Nápoles nos resultaba esquivo con sus lugares cerrados, sin poder apreciar su ritmo, su pintoresquismo. No encontrábamos taxis ni sitio donde comprar tarjetas para el autobús. Entramos a un bar y tratamos de explicar nuestra situación. Un par de parroquianos corpulentos y expansivos nos dijeron que tenían un "pullman" y podían llevarnos a la estación. Accedimos y fuimos hasta el bus, donde no encontramos ningún otro pasajero. Aparentemente sería exclusivo para nosotros y como, una vez instalados en el vehículo, los conductores tardaban en llegar, empezamos a alarmarnos. ¿Quiénes eran? ¿Qué los motivaba a ayudarnos? ¿Qué nos cobrarían? Cuando vinieron, a manera de broma, le expusimos nuestra inquietud por el costo y dijimos que cualquier cosa le contaríamos a Maradona, como una invocación que pudiera resultar mágica.

Nos dijeron que no nos preocupáramos y emprendimos la marcha. Con esa incertidumbre y sin ninguna otra compañía no estábamos para nada tranquilos. Ingenuamente habíamos escondido entre nuestras ropas las tarjetas de crédito y algunos valores.

Avanzábamos por las calles de Napoli mientras ellos parloteaban. Al llegar a las cercanías de la estación, uno de los hombres descendió y ante nuestra pregunta sobre el costo, nos dijo que nos entendiéramos con el compañero. Este, el más grandote, siguió con el vehículo un poco más, se detuvo, nos invitó a bajar y ante nuestra insistencia nos dejó sin cobrarnos nada. Habíamos llegado y podíamos seguir nuestro viaje.

Agradecimos desconcertados y concluimos en que habían ido hasta de la costa a la estación porque era el único lugar donde podían conseguir cigarrillos.

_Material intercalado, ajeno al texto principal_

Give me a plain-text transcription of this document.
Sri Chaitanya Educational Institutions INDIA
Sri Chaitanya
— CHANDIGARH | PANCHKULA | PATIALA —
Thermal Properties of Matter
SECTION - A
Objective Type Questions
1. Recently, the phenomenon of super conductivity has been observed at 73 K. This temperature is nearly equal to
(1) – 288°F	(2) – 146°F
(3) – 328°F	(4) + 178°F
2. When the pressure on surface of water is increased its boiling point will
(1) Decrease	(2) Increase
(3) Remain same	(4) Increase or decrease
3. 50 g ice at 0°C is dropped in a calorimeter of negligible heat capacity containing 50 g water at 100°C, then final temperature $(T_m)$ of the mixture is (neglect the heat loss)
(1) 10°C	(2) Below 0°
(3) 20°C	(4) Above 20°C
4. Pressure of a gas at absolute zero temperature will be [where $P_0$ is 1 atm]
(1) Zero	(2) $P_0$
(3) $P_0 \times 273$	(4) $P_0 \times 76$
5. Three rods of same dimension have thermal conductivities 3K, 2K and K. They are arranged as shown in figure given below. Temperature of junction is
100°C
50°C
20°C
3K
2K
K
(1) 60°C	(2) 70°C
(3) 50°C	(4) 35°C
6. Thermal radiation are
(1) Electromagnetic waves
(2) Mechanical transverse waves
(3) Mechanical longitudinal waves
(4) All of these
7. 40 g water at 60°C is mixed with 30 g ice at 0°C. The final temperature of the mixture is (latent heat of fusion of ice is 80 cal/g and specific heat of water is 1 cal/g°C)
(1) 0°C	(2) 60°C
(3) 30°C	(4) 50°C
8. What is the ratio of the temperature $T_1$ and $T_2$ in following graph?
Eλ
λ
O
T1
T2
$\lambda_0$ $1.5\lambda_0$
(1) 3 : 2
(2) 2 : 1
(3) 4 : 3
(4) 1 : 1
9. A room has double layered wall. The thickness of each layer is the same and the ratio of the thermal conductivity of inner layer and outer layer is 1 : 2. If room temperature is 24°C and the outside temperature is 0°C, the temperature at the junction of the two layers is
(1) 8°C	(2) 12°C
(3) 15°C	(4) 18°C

Después de dar vueltas por la estación , completando un día de desencuentros y cansados, abordamos un tren atestado entre gente y equipajes. De vuelta a Roma, adonde conducen todos los caminos. Nuestro viaje no fue el ideal, pero ¡vimos. "Napoli! e dopo"... quedamos encantados con la fellinesca y simpática experiencia.